Tom's Guide forum user landsofwinter loved Pebble's smartwatches, which last about seven days on a charge. But Pebble was acquired by Fitbit, and won't receive software or hardware upgrades after 2017. landsofwinter is seeking a long-lasting smartwatch that will (presumably) receive support, with regular updates and further releases down the line now that Pebble is no more.
"I don't want a Fitbit smartwatch but I wanted to upgrade from my original Pebble to something newer in the near future. I was hoping to get one of the new Pebble watches but they are obviously not being released anymore. What's the next best smartwatch to get for someone who values battery life above all else?”
You might want to reconsider a Fitbit smartwatch. A kernel of what was once Pebble is still there; it's now the basis for the Fitbit Ionic's operating system. The Ionic, with four days of battery life, doesn't last quite as long as the Pebble's, but that's a whole lot longer than the single day you get from most other smartwatches. And because you can wear the Ionic at night, you benefit from Fitbit's advanced sleep-tracking analysis, which is miles ahead of its competitors.
If you're more focused on fitness, Garmin's Vivoactive 3 lasted about three days on a charge during my tests. With a round face, Garmin's new smartwatch is more fashionable than the bulky, square Ionic. Its sleep tracking leaves much to be desired, but it can track just about any type of workout you can imagine.
Neither the Ionic nor the Vivoactive 3 can last a week on a charge like Pebble's watches, but they do feature heart-rate sensors, GPS and NFC chips for mobile payments. For some buyers, those perks might be worth the sacrifice in battery life.
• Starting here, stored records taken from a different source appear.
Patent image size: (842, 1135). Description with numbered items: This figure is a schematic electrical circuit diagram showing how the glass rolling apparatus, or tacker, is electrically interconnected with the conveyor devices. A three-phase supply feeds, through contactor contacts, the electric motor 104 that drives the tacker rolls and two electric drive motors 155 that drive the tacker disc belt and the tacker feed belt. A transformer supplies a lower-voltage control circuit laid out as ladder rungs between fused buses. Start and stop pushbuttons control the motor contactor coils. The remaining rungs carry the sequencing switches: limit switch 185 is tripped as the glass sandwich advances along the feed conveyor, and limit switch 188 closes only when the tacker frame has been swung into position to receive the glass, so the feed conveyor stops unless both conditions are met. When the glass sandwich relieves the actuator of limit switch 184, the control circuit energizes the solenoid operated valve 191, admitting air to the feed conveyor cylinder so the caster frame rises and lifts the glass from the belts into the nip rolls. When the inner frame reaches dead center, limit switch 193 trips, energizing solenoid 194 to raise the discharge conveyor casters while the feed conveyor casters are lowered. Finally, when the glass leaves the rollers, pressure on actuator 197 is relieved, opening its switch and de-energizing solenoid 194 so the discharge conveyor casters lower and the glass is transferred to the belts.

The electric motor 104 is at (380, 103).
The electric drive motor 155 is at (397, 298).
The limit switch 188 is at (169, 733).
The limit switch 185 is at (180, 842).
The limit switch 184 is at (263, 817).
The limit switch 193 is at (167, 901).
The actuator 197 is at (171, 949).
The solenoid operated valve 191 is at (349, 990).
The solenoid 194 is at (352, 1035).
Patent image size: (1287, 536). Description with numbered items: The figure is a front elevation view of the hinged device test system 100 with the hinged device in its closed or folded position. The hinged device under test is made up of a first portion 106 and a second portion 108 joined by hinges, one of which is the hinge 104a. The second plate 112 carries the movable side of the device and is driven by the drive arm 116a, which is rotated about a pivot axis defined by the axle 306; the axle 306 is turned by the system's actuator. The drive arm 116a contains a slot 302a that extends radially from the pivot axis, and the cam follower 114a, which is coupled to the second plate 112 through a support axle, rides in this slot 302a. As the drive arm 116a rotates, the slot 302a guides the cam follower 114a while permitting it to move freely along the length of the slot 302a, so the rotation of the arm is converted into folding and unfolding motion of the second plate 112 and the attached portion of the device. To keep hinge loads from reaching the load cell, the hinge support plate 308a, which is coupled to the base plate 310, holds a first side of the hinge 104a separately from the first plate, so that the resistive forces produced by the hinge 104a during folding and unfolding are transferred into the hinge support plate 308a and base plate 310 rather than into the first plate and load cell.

But if the battery is really all that matters, then a hybrid smartwatch is your best bet. These smartwatches have analog watch faces that belie smart features like activity tracking and smartphone notifications. Some even have heart-rate sensors. Companies like Kronaby, Fossil, and Fossil-owned brands such as Skagen and Michele make watches that last months on a charge, and have coin cell batteries that are easy to replace when they finally die.